Thursday, July 10, 2014

Just Another Boring Love Story (sort of)


Last night, we were sitting by the fire, roasting breadsticks and chunks of marinated tenderloin, sipping Southern Comfort and generally celebrating having been together a total of 46 years.  We first met each other at a beach party; a group of my wife's fellow graduating classmates. And the rest, as they say, is history.

We talked about a lot of things last night, but mostly it all centered around why some relationships succeed and about half of them fail.  Miserably.  One of the things my wife stressed was compromise; how so often people are just too selfish, too self-centered, too inflexible.  And she's absolutely correct on that, but I said that I found it incredible that people who initially came together in a state of passion, who actually modified their behavior in order to impress the other person, somehow, down the line, seemed to forget why they got together in the first place.  And it just amazes me.  I mean, how does one go from being crazy about the other person, from being on their best behavior on dates, from doing everything they can to please the other person…to a state of it's all about me, or that classic statement when a couple is arguing about some individual activity,"Oh, I don't care what you do."  Or the classic female statement,"Fine."  You know what I mean.

People age.  People change.  Somewhat.  But beneath it all, most of us still have the same basic personalities we've always had.  Most of us don't undergo complete transformations.  At the core, we're still the same.  We may have matured.  Some of our tastes may have become more refined, but as regards myself and my wife, she's still the same fun-loving, sexy, intelligent, logical girl I met 46 yrs. ago.  In fact, I think she's become more fun, more sexy, etc.

One of the other ideas I put forth was:  consider people like a TV or a computer monitor;  many of them simply don't have the screen resolution when it comes to reasoning, logic, decision making.  They don't see things in fine detail.  They don't see them clearly.
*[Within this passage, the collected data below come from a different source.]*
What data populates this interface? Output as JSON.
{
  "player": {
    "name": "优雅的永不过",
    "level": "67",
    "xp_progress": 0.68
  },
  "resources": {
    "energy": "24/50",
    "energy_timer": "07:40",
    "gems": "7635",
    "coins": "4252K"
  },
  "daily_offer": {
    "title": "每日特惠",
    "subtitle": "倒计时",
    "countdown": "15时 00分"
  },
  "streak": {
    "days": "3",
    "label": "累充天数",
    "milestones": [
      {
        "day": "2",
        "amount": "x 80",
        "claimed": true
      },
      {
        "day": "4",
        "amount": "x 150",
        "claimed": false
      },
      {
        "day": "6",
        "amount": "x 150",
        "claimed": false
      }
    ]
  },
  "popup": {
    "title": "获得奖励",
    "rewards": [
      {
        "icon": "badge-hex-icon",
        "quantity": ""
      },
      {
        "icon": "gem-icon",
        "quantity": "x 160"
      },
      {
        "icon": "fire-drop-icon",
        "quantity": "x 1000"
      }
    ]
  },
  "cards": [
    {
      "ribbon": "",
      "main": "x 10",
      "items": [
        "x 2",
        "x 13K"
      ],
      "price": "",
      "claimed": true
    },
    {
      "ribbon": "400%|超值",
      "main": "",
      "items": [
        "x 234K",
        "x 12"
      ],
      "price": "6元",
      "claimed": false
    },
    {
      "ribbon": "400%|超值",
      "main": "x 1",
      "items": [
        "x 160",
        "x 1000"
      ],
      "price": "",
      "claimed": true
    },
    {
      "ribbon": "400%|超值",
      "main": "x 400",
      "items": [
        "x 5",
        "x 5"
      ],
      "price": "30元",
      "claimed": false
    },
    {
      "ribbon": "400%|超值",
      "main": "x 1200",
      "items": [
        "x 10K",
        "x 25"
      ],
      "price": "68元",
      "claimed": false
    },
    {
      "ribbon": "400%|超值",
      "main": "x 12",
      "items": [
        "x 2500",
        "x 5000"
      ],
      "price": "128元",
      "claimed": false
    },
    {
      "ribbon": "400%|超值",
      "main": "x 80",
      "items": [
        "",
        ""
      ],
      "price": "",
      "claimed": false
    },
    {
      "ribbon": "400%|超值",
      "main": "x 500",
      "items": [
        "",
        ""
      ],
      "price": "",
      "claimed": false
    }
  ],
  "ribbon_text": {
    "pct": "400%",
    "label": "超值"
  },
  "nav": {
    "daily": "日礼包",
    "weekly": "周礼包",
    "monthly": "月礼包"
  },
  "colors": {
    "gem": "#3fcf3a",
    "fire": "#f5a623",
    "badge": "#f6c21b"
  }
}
They don't see all the colors.  They can't make finer distinctions.  This idea seems to explain a lot when you look at their political, philosophical and spiritual beliefs.  They just have too few crayons in their box.  They like their world in a fairly simple, categorized, cubist, labeled state.

Now, I happen to believe in Henry David Thoreau's statement:  "Our life is frittered away by detail.  An honest man has hardly need to count more than his ten fingers, or in extreme cases he may add his ten toes, and lump the rest.  Simplicity, simplicity, simplicity!  I say, let your affairs be as two or three, and not a hundred or a thousand…"   Too many of us think we need several irons in the fire at any time.  We multi-task, or think we do.  We complain to others how busy we are.  Well, I can understand that perhaps our lives have become somewhat more complex within my lifetime, but I also believe that ultimately, we are in control of most of it.  Our lives don't have to be a balls-to-the-wall rat race from the time we get out of bed until the time we get back in it.

In terms of our thinking process, detail is necessary.  Good input and information are necessary, but we don't have to allow ourselves to be overwhelmed by it all.

And I think that's part of the general problem of Life and subsequently relationships, politics, etc.; that in addition to ego and selfishness, people want simplicity where they should have detail, and they overwhelm themselves with detail where they need to simplify.

These days, people are concerned about optimizing their computer system - deleting junk, backing-up files, running virus protection, having the latest apps - and their own personal computer - their brain - is a system in chaos.